Over the past several months, since President Obama announced his intention to conclude negotiations on an FTA with South Korea, the USW has been deeply involved in discussions and consultations with the Administration, Congressional leaders and others regarding how the Bush FTA could be improved to ensure that workers would truly share in the benefits of an enhanced trade relationship. We have not only provided specific proposals but also have discussed those terms and alternative approaches to achieve our goals. The President’s team showed a true willingness to discuss our concerns, and their open consultations with us are truly appreciated.
In recent weeks, the public focus has been on two areas: autos and beef. The auto sector is of vital importance to our members who make the glass, tires, steel, plastics and countless other products that are part of the supply chain in the auto and auto parts sector. Before the recent talks that occurred in Seoul, South Korea, we worked with the Administration and others in the preparation of a negotiating approach in the auto sector that we could support. Regrettably, the South Koreans showed little willingness to move off of their positions at those talks.
Last week’s negotiations resulted in an agreement. Unfortunately, the provisions that have been agreed to fall far short of the proposals the USW identified as the minimum approach necessary to secure the union’s support. The final agreement will result in increased access to the U.S. market for Korean producers with insufficient assurance that the closed South Korean market will sufficiently open up to our auto exports and other manufactured goods, such as steel. In addition, provisions were not included in the FTA to reduce the flood of products that could be shipped from China and other countries to Korea to be assembled into South Korean exports that will benefit from the terms of the FTA. The lack of strong rule of origin provisions as well as duty drawback will directly and adversely impact USW members in a number of industrial sectors. The delays in tariff phase-outs will only defer, not reverse, the negative consequences of the proposed FTA.
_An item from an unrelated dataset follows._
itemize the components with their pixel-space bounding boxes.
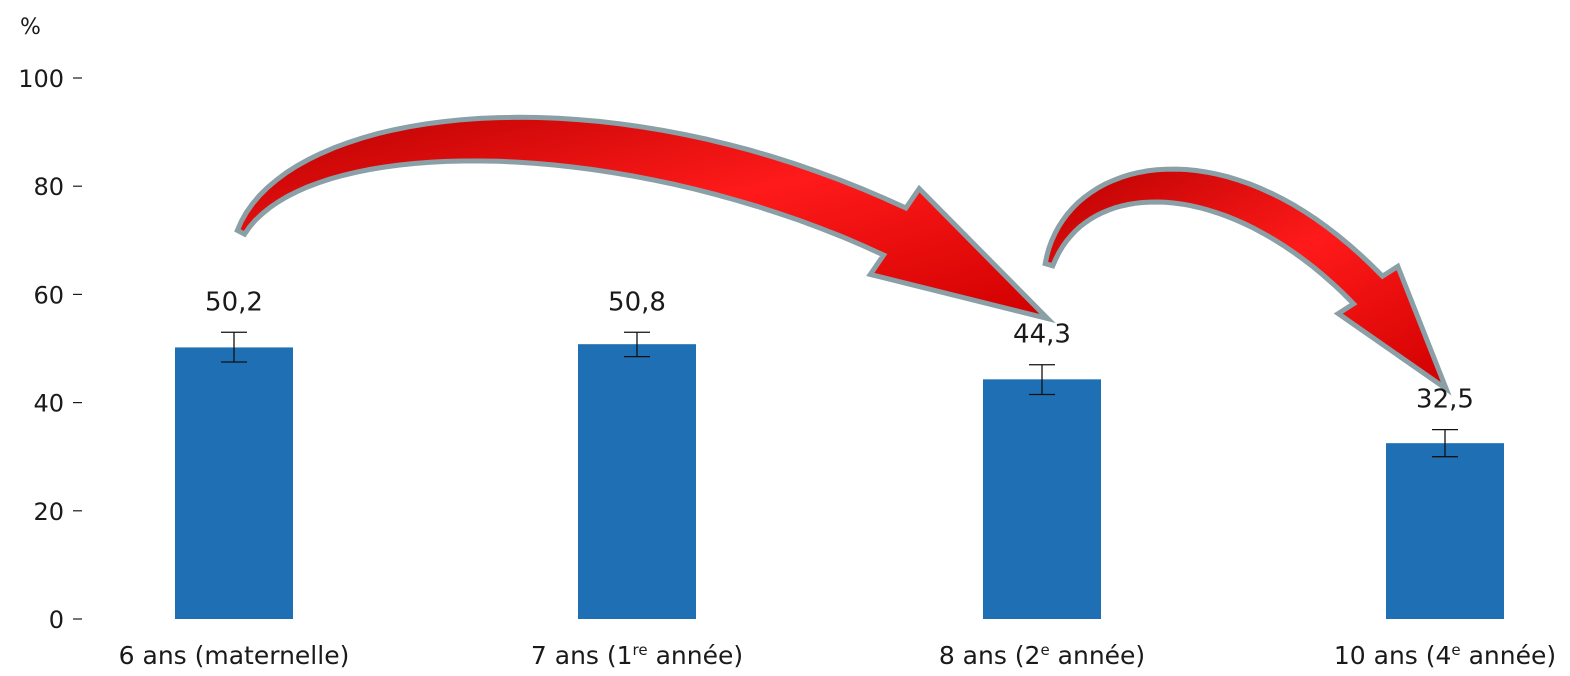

At any time, but certainly at this time, as our nation’s economy and our workers continue to wrestle with economic problems, we must not risk our future for ideological goals. As a recent study shows, the rate of U.S. exports to current FTA partners lags behind that of countries where we have no FTA in place. Promises made by previous Administrations as to the enormous benefits of free trade agreements have simply not come to pass for American workers. Indeed, our trade deficit continues to sap our nation’s economic strength and the existing FTAs have not provided the benefits that were promised.
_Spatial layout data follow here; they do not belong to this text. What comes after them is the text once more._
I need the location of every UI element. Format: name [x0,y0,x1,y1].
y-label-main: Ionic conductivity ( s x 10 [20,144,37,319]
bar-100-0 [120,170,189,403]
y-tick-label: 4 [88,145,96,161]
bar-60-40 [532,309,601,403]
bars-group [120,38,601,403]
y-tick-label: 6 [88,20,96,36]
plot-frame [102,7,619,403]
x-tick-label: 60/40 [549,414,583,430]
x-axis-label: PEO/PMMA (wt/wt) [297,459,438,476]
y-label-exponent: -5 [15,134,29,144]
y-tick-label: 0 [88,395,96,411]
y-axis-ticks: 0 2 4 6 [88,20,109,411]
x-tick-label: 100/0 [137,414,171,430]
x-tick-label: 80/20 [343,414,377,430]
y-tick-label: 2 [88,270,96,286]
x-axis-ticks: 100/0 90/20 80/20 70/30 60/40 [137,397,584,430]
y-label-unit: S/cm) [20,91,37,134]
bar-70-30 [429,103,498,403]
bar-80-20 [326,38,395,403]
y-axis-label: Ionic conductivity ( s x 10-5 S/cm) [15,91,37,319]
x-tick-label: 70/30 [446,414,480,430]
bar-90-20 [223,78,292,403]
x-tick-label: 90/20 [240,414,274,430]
In the auto sector, imports of vehicles and parts from Korea have exceeded exports by 14-to-1 or more for the last decade. Korean transplant auto production here in the United States, while providing welcome jobs, continues to act as a magnet for foreign components as their domestic content averages only about 40%. And, while Korean workers at these companies in their home market benefit from union representation, their operations here in the United States actively and aggressively fight to deny workers their most basic labor rights.
Other sectors represented by the USW — auto parts, petroleum products, tires and iron and steel, for example — have contended with fast-growing imports from Korea this year, and the FTA will only ensure a continuation of the negative impact of this import flood on domestic production and employment.
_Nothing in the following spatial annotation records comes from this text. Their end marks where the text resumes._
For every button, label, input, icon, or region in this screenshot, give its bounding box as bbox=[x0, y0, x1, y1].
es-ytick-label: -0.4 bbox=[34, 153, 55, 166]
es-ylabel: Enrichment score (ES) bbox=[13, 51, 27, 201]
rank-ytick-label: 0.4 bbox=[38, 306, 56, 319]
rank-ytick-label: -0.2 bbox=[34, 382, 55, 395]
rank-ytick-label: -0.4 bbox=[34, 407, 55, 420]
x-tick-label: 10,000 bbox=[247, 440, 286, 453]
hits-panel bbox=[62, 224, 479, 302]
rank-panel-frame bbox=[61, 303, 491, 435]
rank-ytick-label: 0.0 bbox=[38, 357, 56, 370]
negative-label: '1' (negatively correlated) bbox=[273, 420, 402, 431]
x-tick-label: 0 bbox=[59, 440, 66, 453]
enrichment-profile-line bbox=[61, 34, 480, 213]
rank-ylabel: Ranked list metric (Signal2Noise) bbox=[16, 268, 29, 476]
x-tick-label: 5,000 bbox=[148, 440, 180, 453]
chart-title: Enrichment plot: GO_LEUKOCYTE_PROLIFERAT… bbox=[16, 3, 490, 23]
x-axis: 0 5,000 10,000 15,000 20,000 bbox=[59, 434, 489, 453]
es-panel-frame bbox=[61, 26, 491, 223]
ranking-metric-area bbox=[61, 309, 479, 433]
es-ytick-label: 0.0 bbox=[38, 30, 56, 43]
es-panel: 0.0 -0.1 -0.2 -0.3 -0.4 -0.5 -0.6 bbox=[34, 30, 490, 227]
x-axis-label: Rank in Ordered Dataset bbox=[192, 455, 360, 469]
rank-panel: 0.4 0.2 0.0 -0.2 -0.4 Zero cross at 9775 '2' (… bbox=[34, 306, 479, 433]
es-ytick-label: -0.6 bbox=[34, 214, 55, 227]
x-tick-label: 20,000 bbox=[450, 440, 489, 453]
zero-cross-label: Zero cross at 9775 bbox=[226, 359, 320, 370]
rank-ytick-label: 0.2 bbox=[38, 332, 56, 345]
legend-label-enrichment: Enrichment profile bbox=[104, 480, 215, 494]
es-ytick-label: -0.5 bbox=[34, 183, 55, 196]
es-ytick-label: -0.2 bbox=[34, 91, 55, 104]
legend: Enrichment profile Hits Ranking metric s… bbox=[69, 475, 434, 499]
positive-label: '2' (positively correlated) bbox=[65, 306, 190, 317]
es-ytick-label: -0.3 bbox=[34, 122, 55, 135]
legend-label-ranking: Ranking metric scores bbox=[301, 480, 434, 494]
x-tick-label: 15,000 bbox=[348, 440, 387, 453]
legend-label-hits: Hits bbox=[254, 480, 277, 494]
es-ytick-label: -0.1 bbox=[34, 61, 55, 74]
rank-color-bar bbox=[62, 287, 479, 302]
The USW looks at trade as but one component of a broader economic policy. But discussions about how we can develop a broader economic strategy that will enhance the rights and interests of working people to ensure that they truly share in the benefits of globalization have not been successful. Our nation fails to have a comprehensive strategy to enhance the competitiveness of our economy, to ensure the strength of our manufacturing base and to increase employment, wages and income. As a result, we must look at the terms of the FTA on their own.
Most of the focus has been on the provisions relating to the auto sector, perhaps the single most important industrial sector involved in trade between our two countries. The final provisions are better than the Bush-negotiated agreement. But they remain insufficient and are damaging to manufacturing sectors where our members work. There are many other provisions in the proposed FTA that the USW and others in organized labor specifically identified as needing improvement, but these concerns were not addressed in these talks.
Our members live with the effects of trade every day and recognize that we live in a global economy. Today’s trade situation has cost the jobs of too many of our members, and they are looking for a change in trade policy that will advance their interests, as well as those of others living around the globe. This agreement, however, does not represent the change in trade policy that will advance American workers’ interests.
South Korea is a strong ally that deserves our friendship and support. They have it. But we do not need to inflict further damage to our manufacturing sector and the lives and livelihoods of our workers to prove the strength of our alliance. We have concluded that, while improved, it still does not merit USW support, and we will oppose its passage.”